Special to World Tribune.com
MIDDLE EAST NEWSLINE
Friday, March 29, 2002

GAZA CITY Ñ A Palestinian Authority project to construct a 136-megawatt power plant in the Gaza Strip has been endangered by the collapse of the U.S. energy giant Enron.

PA officials said the collapse of Enron appears to end hopes that the $140 million facility can be completed. They said Enron could be forced to sell the power plant as part of bankruptcy proceedings.

Other U.S. companies could maintain investment in the project, the officials said. But they doubt whether Enron's terms could be preserved or whether investors could obtain sufficient risk insurance. The United States had provided $22.5 million in political risk insurance.

The project was meant to provide electricity for 136,000 homes through power generation based fuel oil. Later this decade, power was to have been generated by natural gas.

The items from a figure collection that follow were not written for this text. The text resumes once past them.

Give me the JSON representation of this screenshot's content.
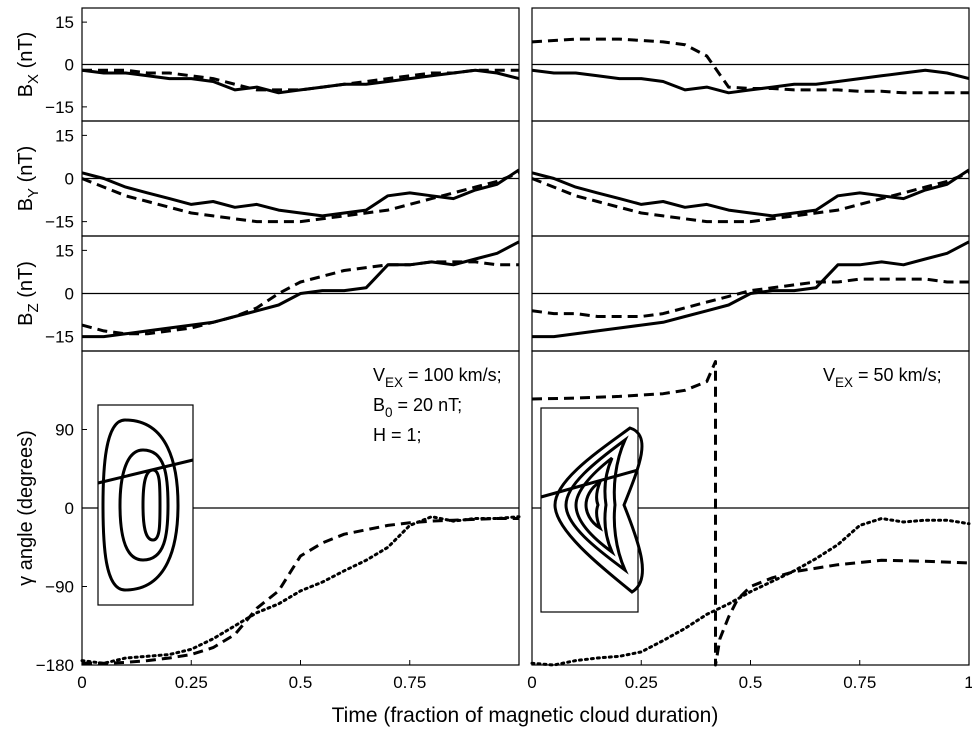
{
  "figure": {
    "xlabel": "Time (fraction of magnetic cloud duration)"
  },
  "chart_data": [
    {
      "type": "line",
      "zero_line": true,
      "ylim": [
        -20,
        20
      ],
      "yticks": [
        15,
        0,
        {
          "value": -15,
          "label": "−15"
        }
      ],
      "ylabel": [
        {
          "t": "B"
        },
        {
          "sub": "X"
        },
        {
          "t": " (nT)"
        }
      ],
      "xlim": [
        0,
        1
      ],
      "x": [
        0,
        0.05,
        0.1,
        0.15,
        0.2,
        0.25,
        0.3,
        0.35,
        0.4,
        0.45,
        0.5,
        0.55,
        0.6,
        0.65,
        0.7,
        0.75,
        0.8,
        0.85,
        0.9,
        0.95,
        1
      ],
      "series": [
        {
          "style": "solid",
          "color": "#000000",
          "values": [
            -2,
            -3,
            -3,
            -4,
            -5,
            -5,
            -6,
            -9,
            -8,
            -10,
            -9,
            -8,
            -7,
            -7,
            -6,
            -5,
            -4,
            -3,
            -2,
            -3,
            -5
          ]
        },
        {
          "style": "dashed",
          "color": "#000000",
          "values": [
            -2,
            -2,
            -2,
            -3,
            -3,
            -4,
            -5,
            -7,
            -9,
            -9,
            -9,
            -8,
            -7,
            -6,
            -5,
            -4,
            -3,
            -3,
            -2,
            -2,
            -2
          ]
        }
      ]
    },
    {
      "type": "line",
      "zero_line": true,
      "ylim": [
        -20,
        20
      ],
      "xlim": [
        0,
        1
      ],
      "x": [
        0,
        0.05,
        0.1,
        0.15,
        0.2,
        0.25,
        0.3,
        0.35,
        0.4,
        0.45,
        0.5,
        0.55,
        0.6,
        0.65,
        0.7,
        0.75,
        0.8,
        0.85,
        0.9,
        0.95,
        1
      ],
      "series": [
        {
          "style": "solid",
          "color": "#000000",
          "values": [
            -2,
            -3,
            -3,
            -4,
            -5,
            -5,
            -6,
            -9,
            -8,
            -10,
            -9,
            -8,
            -7,
            -7,
            -6,
            -5,
            -4,
            -3,
            -2,
            -3,
            -5
          ]
        },
        {
          "style": "dashed",
          "color": "#000000",
          "values": [
            8,
            8.5,
            9,
            9,
            9,
            8.5,
            8,
            7,
            3,
            -8,
            -8.5,
            -8.5,
            -9,
            -9,
            -9,
            -9.5,
            -9.5,
            -10,
            -10,
            -10,
            -10
          ]
        }
      ]
    },
    {
      "type": "line",
      "zero_line": true,
      "ylim": [
        -20,
        20
      ],
      "yticks": [
        15,
        0,
        {
          "value": -15,
          "label": "−15"
        }
      ],
      "ylabel": [
        {
          "t": "B"
        },
        {
          "sub": "Y"
        },
        {
          "t": " (nT)"
        }
      ],
      "xlim": [
        0,
        1
      ],
      "x": [
        0,
        0.05,
        0.1,
        0.15,
        0.2,
        0.25,
        0.3,
        0.35,
        0.4,
        0.45,
        0.5,
        0.55,
        0.6,
        0.65,
        0.7,
        0.75,
        0.8,
        0.85,
        0.9,
        0.95,
        1
      ],
      "series": [
        {
          "style": "solid",
          "color": "#000000",
          "values": [
            2,
            0,
            -3,
            -5,
            -7,
            -9,
            -8,
            -10,
            -9,
            -11,
            -12,
            -13,
            -12,
            -11,
            -6,
            -5,
            -6,
            -7,
            -4,
            -2,
            3
          ]
        },
        {
          "style": "dashed",
          "color": "#000000",
          "values": [
            0,
            -3,
            -6,
            -8,
            -10,
            -12,
            -13,
            -14,
            -15,
            -15,
            -15,
            -14,
            -13,
            -12,
            -11,
            -9,
            -7,
            -5,
            -3,
            -1,
            2
          ]
        }
      ]
    },
    {
      "type": "line",
      "zero_line": true,
      "ylim": [
        -20,
        20
      ],
      "xlim": [
        0,
        1
      ],
      "x": [
        0,
        0.05,
        0.1,
        0.15,
        0.2,
        0.25,
        0.3,
        0.35,
        0.4,
        0.45,
        0.5,
        0.55,
        0.6,
        0.65,
        0.7,
        0.75,
        0.8,
        0.85,
        0.9,
        0.95,
        1
      ],
      "series": [
        {
          "style": "solid",
          "color": "#000000",
          "values": [
            2,
            0,
            -3,
            -5,
            -7,
            -9,
            -8,
            -10,
            -9,
            -11,
            -12,
            -13,
            -12,
            -11,
            -6,
            -5,
            -6,
            -7,
            -4,
            -2,
            3
          ]
        },
        {
          "style": "dashed",
          "color": "#000000",
          "values": [
            0,
            -3,
            -6,
            -8,
            -10,
            -12,
            -13,
            -14,
            -15,
            -15,
            -15,
            -14,
            -13,
            -12,
            -11,
            -9,
            -7,
            -5,
            -3,
            -1,
            2
          ]
        }
      ]
    },
    {
      "type": "line",
      "zero_line": true,
      "ylim": [
        -20,
        20
      ],
      "yticks": [
        15,
        0,
        {
          "value": -15,
          "label": "−15"
        }
      ],
      "ylabel": [
        {
          "t": "B"
        },
        {
          "sub": "Z"
        },
        {
          "t": " (nT)"
        }
      ],
      "xlim": [
        0,
        1
      ],
      "x": [
        0,
        0.05,
        0.1,
        0.15,
        0.2,
        0.25,
        0.3,
        0.35,
        0.4,
        0.45,
        0.5,
        0.55,
        0.6,
        0.65,
        0.7,
        0.75,
        0.8,
        0.85,
        0.9,
        0.95,
        1
      ],
      "series": [
        {
          "style": "solid",
          "color": "#000000",
          "values": [
            -15,
            -15,
            -14,
            -13,
            -12,
            -11,
            -10,
            -8,
            -6,
            -4,
            0,
            1,
            1,
            2,
            10,
            10,
            11,
            10,
            12,
            14,
            18
          ]
        },
        {
          "style": "dashed",
          "color": "#000000",
          "values": [
            -11,
            -13,
            -14,
            -14,
            -13,
            -12,
            -10,
            -8,
            -5,
            0,
            4,
            6,
            8,
            9,
            10,
            10,
            11,
            11,
            11,
            10,
            10
          ]
        }
      ]
    },
    {
      "type": "line",
      "zero_line": true,
      "ylim": [
        -20,
        20
      ],
      "xlim": [
        0,
        1
      ],
      "x": [
        0,
        0.05,
        0.1,
        0.15,
        0.2,
        0.25,
        0.3,
        0.35,
        0.4,
        0.45,
        0.5,
        0.55,
        0.6,
        0.65,
        0.7,
        0.75,
        0.8,
        0.85,
        0.9,
        0.95,
        1
      ],
      "series": [
        {
          "style": "solid",
          "color": "#000000",
          "values": [
            -15,
            -15,
            -14,
            -13,
            -12,
            -11,
            -10,
            -8,
            -6,
            -4,
            0,
            1,
            1,
            2,
            10,
            10,
            11,
            10,
            12,
            14,
            18
          ]
        },
        {
          "style": "dashed",
          "color": "#000000",
          "values": [
            -6,
            -7,
            -7,
            -8,
            -8,
            -8,
            -7,
            -5,
            -3,
            -1,
            1,
            2,
            3,
            4,
            4,
            5,
            5,
            5,
            5,
            4,
            4
          ]
        }
      ]
    },
    {
      "type": "line",
      "zero_line": true,
      "ylim": [
        -180,
        180
      ],
      "yticks": [
        90,
        0,
        {
          "value": -90,
          "label": "−90"
        },
        {
          "value": -180,
          "label": "−180"
        }
      ],
      "ylabel": [
        {
          "t": "γ angle (degrees)"
        }
      ],
      "xlim": [
        0,
        1
      ],
      "xticks": [
        0,
        0.25,
        0.5,
        0.75
      ],
      "x": [
        0,
        0.05,
        0.1,
        0.15,
        0.2,
        0.25,
        0.3,
        0.35,
        0.4,
        0.45,
        0.5,
        0.55,
        0.6,
        0.65,
        0.7,
        0.75,
        0.8,
        0.85,
        0.9,
        0.95,
        1
      ],
      "annotations": [
        [
          {
            "t": "V"
          },
          {
            "sub": "EX"
          },
          {
            "t": " = 100 km/s;"
          }
        ],
        [
          {
            "t": "B"
          },
          {
            "sub": "0"
          },
          {
            "t": " = 20 nT;"
          }
        ],
        [
          {
            "t": "H = 1;"
          }
        ]
      ],
      "series": [
        {
          "style": "dotted",
          "color": "#000000",
          "values": [
            -175,
            -178,
            -172,
            -170,
            -168,
            -162,
            -150,
            -135,
            -120,
            -110,
            -95,
            -85,
            -72,
            -60,
            -45,
            -20,
            -10,
            -15,
            -12,
            -12,
            -10
          ]
        },
        {
          "style": "dashed",
          "color": "#000000",
          "values": [
            -178,
            -178,
            -177,
            -175,
            -172,
            -168,
            -160,
            -145,
            -115,
            -95,
            -55,
            -40,
            -30,
            -25,
            -20,
            -17,
            -15,
            -14,
            -13,
            -12,
            -12
          ]
        }
      ]
    },
    {
      "type": "line",
      "zero_line": true,
      "ylim": [
        -180,
        180
      ],
      "xlim": [
        0,
        1
      ],
      "xticks": [
        0,
        0.25,
        0.5,
        0.75,
        1
      ],
      "x": [
        0,
        0.05,
        0.1,
        0.15,
        0.2,
        0.25,
        0.3,
        0.35,
        0.4,
        0.45,
        0.5,
        0.55,
        0.6,
        0.65,
        0.7,
        0.75,
        0.8,
        0.85,
        0.9,
        0.95,
        1
      ],
      "annotations": [
        [
          {
            "t": "V"
          },
          {
            "sub": "EX"
          },
          {
            "t": " = 50 km/s;"
          }
        ]
      ],
      "series": [
        {
          "style": "dotted",
          "color": "#000000",
          "values": [
            -178,
            -180,
            -175,
            -172,
            -170,
            -165,
            -152,
            -138,
            -122,
            -110,
            -96,
            -84,
            -72,
            -58,
            -42,
            -20,
            -12,
            -16,
            -14,
            -14,
            -18
          ]
        },
        {
          "style": "dashed",
          "color": "#000000",
          "x": [
            0,
            0.1,
            0.2,
            0.3,
            0.35,
            0.4,
            0.42,
            0.42,
            0.43,
            0.45,
            0.47,
            0.5,
            0.55,
            0.6,
            0.7,
            0.8,
            0.9,
            1
          ],
          "values": [
            125,
            126,
            128,
            131,
            135,
            145,
            168,
            -180,
            -150,
            -125,
            -105,
            -90,
            -80,
            -73,
            -65,
            -60,
            -61,
            -63
          ]
        }
      ]
    }
  ]
}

The facility was launched in 1999 and was based on a build-and-operate basis that would last 20 years. A key investor in the plant was the family of Saudi fugitive Osama Bin Laden. The CIA and State Department expressed no objection, asserting that the Binladin Group, headed by Bin Laden's father, was not connected to the Al Qaida chief.

The officials said the Binladin Group as well as Palestinian investors have been approached to renew the project. Under the project, Enron was to have sold electricity from the plant to the PA.

Construction of the Gaza power plant was suspended nearly 18 months ago in the wake of the Israeli-Palestinian war. The prime contractor for constructing the plant, ABB, withdrew from the project more than a year ago.